Scores of Union College students and faculty on Monday marched across campus in unity and solidarity, sharing a message of equality and anti-racism in honor of Dr. Martin Luther King Jr.
“It’s still important to fight for equality for everyone,” said Union senior Marianne Peña. “Everyone should be treated the same.”
Peña – a Chinese major and history minor on a pre-med track – said she thinks the most important part of King’s legacy was his focus on non-violent protest and the power of responding to violence with peace.
“No matter how difficult things are, you should never resort to violence,” she said.
She walked across campus carrying a sign emblazoned with another of King’s core lessons: “Injustice anywhere is a threat to justice everywhere.”
Student organizers of the college’s annual Unity March said the goal of the event was to amplify King’s eternal messages of equality, non-violent protest, empathy for others and economic fairness.
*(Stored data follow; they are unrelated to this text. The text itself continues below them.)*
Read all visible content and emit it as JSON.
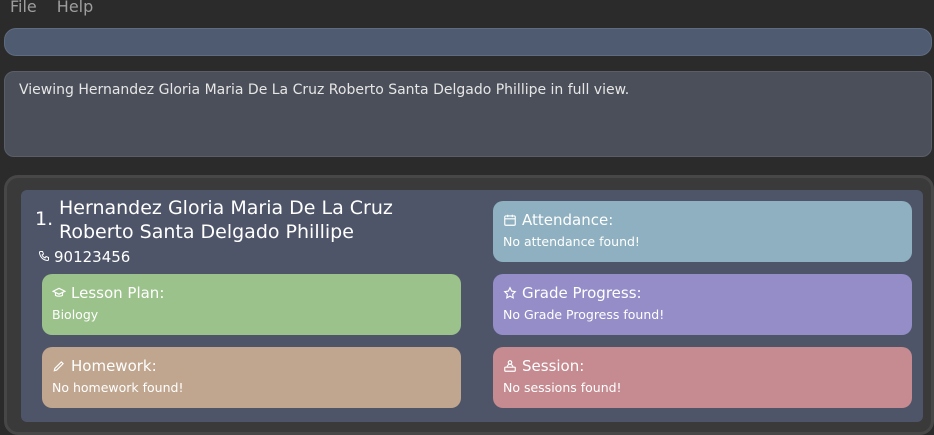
{
  "menu": {
    "file_label": "File",
    "help_label": "Help"
  },
  "command": {
    "value": ""
  },
  "result": {
    "text": "Viewing Hernandez Gloria Maria De La Cruz Roberto Santa Delgado Phillipe in full view."
  },
  "student": {
    "index": "1.",
    "name": "Hernandez Gloria Maria De La Cruz Roberto Santa Delgado Phillipe",
    "phone": "90123456",
    "phone_icon": "phone-icon"
  },
  "tiles": {
    "lesson_plan": {
      "title": "Lesson Plan:",
      "value": "Biology",
      "icon": "graduation-cap-icon",
      "color": "#9bc28b"
    },
    "homework": {
      "title": "Homework:",
      "value": "No homework found!",
      "icon": "pencil-icon",
      "color": "#c0a68f"
    },
    "attendance": {
      "title": "Attendance:",
      "value": "No attendance found!",
      "icon": "calendar-icon",
      "color": "#8eb0c0"
    },
    "grade_progress": {
      "title": "Grade Progress:",
      "value": "No Grade Progress found!",
      "icon": "star-icon",
      "color": "#948dc8"
    },
    "session": {
      "title": "Session:",
      "value": "No sessions found!",
      "icon": "person-at-desk-icon",
      "color": "#c58b90"
    }
  },
  "colors": {
    "background": "#2b2b2b",
    "command_box": "#4e5b71",
    "result_box": "#4b4f5a",
    "card": "#4e5568"
  }
}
The goal was to give the campus a reason to “keep unity in mind.”
“Everybody has their own struggle,” said Union student Richard Boakye, who helped organize Monday’s rally. “You looking at someone and judging them is not beneficial to making this a unified place.”
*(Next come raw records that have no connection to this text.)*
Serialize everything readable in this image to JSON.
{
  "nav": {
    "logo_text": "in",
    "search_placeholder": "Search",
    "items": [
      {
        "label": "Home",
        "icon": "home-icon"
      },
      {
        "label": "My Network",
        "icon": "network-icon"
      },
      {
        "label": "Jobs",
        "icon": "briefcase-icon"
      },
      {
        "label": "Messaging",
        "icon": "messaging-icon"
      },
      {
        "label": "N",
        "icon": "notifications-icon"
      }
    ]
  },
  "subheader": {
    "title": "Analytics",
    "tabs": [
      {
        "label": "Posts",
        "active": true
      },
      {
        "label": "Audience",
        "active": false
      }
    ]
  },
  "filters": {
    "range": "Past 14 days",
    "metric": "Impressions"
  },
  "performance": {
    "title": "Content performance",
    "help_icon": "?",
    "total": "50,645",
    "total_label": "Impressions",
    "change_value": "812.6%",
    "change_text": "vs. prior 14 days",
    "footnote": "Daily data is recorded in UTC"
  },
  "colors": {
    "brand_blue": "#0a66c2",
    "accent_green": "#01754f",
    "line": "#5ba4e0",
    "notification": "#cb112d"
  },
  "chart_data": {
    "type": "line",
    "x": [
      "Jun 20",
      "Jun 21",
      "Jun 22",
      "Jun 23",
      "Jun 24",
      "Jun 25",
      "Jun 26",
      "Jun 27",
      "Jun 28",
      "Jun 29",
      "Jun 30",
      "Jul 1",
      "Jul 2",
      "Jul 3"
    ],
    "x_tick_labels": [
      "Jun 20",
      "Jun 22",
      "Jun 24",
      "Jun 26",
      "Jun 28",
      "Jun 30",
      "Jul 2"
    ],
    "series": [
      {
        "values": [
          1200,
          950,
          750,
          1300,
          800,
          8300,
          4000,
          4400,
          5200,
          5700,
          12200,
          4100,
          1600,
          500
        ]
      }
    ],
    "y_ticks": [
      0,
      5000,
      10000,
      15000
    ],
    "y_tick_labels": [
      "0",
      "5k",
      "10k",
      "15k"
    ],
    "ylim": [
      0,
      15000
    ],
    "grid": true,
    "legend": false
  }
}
Gathering at Schaffer Library to start the march, over 100 students were joined by faculty, community clergy, college administrators and local middle school and high school students. Shadi Stanley, a 12-year-old Mont Pleasant Middle School student, said he was glad he came out for the march, even with temperatures well below freezing. Stanley said King was one of the most important civil rights activists in history and that he showed people how to persist through life’s challenges.
“The world will never be perfect no matter who you are,” Stanley said.
Union students carried handmade signs highlighting their aims. “It’s never too late to fight injustice.” “Black Lives Matter.” “Break the System.”
Deidre Hill-Butler, a Union sociology professor, and Bonnie Cramer, Union’s director of Hillel and a Jewish spiritual leader, walked side by side during the march. They said it is important to carry forward King’s legacy by actively combating racism. They said it is not enough to “not be racist,” but rather people should actively seek to dismantle the institutional norms and practices throughout society that continue to perpetuate racist outcomes in education, criminal justice, the workplace and other settings.
“We (white people) helped to create this, and we have to help un-create this,” Cramer said of the nation’s deepest challenges.
After the march, the group gathered at Nott Memorial to share in reflections. Leaders from each of the campus’ different student faith groups demonstrated how King’s message echoes across all faith traditions with moments of reflection.
The campus Protestant Ministry thanked God “for the astonishing variety of races and cultures in this world” created in God’s image. A pair of Jewish students called on others to “recognize our solidarity with the stranger, outcast, downtrodden, abused, and deprived.”
A Catholic student asked that he and others become an instrument of God’s peace: “Where there is hatred, let me sow love.”
And a student from the Muslim Student Association told the gathered students and faculty that Islam is synonymous with peace – quite literally.
“What I identify as my faith is just the word peace,” she said. “One at a time, we can build a community of peace.”